俺は一旦影を下がらせて、ダーウィンにソファに座るよう促した。
俺が入れた冷めた茶をチビチビ飲みながらダーウィンは話始めた。
曰く王太子はダーウィンで決まり。これは揺るがしようのない事実。それは側室達も納得しているという。
当たり前だ。俺達が幼少の時から勘違いした馬鹿が、毒やら暗殺者やらをどれほど送ってきていた事か数知れない。
それを全て弾き返し、尚且つ倍の報復をしたのは、記憶に新しい。流石の奴らも凝りてきたんだろう。最近ではなりを潜めおとなしくなり、そうしてダーウィンの王太子の地位は、揺るがないものとなった。

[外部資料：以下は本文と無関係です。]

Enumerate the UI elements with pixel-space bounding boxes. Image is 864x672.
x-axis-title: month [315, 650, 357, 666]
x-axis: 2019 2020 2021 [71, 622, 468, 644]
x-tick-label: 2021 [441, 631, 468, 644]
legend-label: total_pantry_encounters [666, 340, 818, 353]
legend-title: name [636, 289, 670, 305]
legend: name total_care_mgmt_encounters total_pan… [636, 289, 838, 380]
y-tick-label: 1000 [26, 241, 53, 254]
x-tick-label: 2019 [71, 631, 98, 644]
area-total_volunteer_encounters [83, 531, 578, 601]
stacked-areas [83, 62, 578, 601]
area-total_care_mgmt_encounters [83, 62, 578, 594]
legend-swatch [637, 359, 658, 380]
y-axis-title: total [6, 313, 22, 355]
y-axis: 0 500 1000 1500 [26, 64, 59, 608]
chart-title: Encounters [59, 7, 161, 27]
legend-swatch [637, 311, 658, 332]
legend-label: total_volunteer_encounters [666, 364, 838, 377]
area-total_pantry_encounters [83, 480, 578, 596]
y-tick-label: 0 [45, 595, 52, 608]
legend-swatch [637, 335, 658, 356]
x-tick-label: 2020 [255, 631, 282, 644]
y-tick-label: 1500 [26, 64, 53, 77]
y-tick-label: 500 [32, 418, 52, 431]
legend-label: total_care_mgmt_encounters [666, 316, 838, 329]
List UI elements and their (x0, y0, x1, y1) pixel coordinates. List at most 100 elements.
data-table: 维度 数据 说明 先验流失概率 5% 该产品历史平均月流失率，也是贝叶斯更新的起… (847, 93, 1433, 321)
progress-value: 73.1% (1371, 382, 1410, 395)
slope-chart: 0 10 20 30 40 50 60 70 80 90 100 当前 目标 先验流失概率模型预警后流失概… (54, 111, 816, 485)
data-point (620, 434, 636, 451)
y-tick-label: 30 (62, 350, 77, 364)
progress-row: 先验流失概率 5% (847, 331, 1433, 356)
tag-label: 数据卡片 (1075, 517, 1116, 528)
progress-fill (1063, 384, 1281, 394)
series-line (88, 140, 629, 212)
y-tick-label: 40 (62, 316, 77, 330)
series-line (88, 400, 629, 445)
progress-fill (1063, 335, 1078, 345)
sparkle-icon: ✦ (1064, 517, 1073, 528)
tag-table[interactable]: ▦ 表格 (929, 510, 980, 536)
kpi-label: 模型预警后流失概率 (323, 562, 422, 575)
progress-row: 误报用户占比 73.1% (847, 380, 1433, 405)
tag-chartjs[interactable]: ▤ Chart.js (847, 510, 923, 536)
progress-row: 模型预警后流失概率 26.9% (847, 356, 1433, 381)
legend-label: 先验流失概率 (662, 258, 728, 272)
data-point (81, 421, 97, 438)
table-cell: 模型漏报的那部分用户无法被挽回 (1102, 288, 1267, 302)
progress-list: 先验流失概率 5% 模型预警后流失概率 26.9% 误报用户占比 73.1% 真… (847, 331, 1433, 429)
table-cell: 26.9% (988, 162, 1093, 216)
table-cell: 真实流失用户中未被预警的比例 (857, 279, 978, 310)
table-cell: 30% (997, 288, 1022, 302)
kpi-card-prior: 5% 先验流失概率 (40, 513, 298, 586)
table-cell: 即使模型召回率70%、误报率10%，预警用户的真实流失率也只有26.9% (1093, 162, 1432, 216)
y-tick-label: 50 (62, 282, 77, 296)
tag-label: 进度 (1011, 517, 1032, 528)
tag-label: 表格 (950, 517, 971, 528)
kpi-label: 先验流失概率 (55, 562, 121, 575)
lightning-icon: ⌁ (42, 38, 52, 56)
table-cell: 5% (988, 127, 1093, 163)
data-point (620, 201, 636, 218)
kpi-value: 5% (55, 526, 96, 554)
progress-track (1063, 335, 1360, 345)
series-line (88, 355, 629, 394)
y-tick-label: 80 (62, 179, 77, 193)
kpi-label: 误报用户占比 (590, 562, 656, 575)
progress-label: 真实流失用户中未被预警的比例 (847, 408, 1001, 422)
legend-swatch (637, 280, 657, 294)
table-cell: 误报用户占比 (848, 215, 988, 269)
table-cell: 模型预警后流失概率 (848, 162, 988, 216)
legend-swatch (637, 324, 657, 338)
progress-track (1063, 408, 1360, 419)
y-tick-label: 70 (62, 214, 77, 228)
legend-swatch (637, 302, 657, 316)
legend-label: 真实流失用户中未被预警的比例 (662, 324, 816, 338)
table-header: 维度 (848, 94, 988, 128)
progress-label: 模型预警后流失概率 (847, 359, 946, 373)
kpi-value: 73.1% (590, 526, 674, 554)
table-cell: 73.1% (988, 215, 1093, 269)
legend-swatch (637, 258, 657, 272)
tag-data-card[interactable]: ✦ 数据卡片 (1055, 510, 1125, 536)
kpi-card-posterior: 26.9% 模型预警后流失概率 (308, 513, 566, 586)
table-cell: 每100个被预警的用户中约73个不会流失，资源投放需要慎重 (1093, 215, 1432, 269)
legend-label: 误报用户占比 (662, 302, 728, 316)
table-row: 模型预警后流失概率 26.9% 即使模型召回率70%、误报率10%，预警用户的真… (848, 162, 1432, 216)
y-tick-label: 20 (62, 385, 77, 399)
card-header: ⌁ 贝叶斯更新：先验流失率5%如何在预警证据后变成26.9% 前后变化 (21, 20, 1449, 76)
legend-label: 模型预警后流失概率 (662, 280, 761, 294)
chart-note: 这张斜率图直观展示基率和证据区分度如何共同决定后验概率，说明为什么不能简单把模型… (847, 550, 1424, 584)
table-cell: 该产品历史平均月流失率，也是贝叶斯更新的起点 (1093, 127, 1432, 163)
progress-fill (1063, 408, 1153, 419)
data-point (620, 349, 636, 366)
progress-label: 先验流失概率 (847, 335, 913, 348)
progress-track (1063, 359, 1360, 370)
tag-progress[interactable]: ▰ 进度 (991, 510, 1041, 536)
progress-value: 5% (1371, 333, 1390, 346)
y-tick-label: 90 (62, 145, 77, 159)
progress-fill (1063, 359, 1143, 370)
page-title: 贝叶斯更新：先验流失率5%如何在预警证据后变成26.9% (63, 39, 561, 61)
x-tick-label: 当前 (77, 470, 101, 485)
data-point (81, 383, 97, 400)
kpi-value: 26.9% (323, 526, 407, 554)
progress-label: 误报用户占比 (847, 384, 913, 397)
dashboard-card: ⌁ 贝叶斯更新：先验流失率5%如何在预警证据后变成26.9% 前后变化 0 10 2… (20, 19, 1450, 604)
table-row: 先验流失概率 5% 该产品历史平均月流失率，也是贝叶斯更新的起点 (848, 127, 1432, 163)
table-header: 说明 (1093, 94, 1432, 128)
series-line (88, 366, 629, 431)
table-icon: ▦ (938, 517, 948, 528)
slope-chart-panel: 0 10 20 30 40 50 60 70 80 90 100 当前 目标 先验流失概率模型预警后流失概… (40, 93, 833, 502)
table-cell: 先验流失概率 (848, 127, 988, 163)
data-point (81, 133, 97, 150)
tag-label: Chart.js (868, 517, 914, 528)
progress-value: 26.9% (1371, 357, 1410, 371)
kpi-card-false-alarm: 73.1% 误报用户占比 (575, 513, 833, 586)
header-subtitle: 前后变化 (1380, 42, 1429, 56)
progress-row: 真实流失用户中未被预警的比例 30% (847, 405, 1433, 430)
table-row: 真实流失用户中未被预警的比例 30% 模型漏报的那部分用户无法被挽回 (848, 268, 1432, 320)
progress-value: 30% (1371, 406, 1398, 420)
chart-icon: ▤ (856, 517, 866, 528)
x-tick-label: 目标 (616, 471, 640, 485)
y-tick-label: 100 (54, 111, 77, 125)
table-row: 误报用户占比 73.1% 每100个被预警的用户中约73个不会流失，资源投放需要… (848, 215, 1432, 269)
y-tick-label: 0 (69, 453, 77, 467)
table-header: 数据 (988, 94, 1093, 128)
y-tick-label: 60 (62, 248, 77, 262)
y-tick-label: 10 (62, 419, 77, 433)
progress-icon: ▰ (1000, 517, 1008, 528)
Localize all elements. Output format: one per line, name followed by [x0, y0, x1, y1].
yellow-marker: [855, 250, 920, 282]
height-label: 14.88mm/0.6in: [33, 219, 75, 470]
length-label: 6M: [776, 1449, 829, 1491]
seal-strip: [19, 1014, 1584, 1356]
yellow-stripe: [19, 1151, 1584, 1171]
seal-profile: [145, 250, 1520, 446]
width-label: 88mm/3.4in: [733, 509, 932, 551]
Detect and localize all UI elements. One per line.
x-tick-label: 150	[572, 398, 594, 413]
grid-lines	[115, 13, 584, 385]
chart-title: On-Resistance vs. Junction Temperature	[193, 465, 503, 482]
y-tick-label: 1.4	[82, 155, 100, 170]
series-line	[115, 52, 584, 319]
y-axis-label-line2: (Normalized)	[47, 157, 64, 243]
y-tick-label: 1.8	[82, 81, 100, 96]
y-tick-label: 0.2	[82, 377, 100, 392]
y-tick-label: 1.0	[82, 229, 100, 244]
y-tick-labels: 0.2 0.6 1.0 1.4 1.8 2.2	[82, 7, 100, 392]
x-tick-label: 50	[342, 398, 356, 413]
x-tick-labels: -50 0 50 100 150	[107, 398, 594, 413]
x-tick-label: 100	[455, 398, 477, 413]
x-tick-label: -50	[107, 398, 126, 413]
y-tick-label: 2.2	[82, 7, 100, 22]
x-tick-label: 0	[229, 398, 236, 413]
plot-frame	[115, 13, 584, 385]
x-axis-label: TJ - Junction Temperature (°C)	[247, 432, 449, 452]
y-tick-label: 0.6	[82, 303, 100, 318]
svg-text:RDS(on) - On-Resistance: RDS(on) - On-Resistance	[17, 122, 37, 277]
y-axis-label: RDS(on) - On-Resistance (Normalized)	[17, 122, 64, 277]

反対に従順な者には褒美も取らせた。飴と鞭の使いようである。敵か味方か? どちらか得か考えようもない事だ。
それは確実に俺が仕掛けた事だというのに、まだ俺の意向に背く奴がいたのか。
「第六側室というとベーグル子爵の娘か。前王の時代から王の腰ぎんちゃくで甘い汁を吸っていた輩だな。女狂いの現国王を体でおとした下品な女だ。俺達にも山盛りの毒を送ってくれた女だったな」
「全部未然に察知していたエルが、少し怖かった……」
情報確認をする俺の横で、ぼそりと呟く王子。なんだ、意見があるのならはっきり言え。
「最終的に報復として、ベーグル子爵の領地半分と特産品の絹織物の権利を奪ってやって、大人しくなったと思っていたが、それだけでは足りなかったようだ。没落がお望みならそう言ってくれれば良かったのに」
「いや、違う。本当にそうじゃないんだ」
王子はまた涙目でプルプル首を振っている。
「じゃあ、どういう了見でアティに目を付けた?」
ギロリと軽く睨んでやると、プルプルと震える十八歳王子は、王妃から聞いた言葉をそのまま伝えるから、怒らないようにと釘を刺した。
とりあえず最後まで聞く事にしよう。
王妃曰く、第六側室は父ベーグル子爵が力を失い、流石に心から反省したとの事。そして自分よりも子供の事を考えた時、子供の将来が不憫になったとの事。側室として権限はあったとしても、後ろ盾がない王子がこの先城で健やかに育つ事が出来るかどうか。肩身の狭い思いをして苦労しないかどうか、それだけが心配だと言う。
自業自得だと思うが、今は口を挟まないでおこう。
そこで自分は側室をおりてもいいから、王子の後ろ盾をしっかりと立てて欲しいと、王に懇願したらしい。王は哀れに思って側室はおりなくていい。しっかりとした後ろ盾のある婚約者を王子にあてがってやると約束したそうだ。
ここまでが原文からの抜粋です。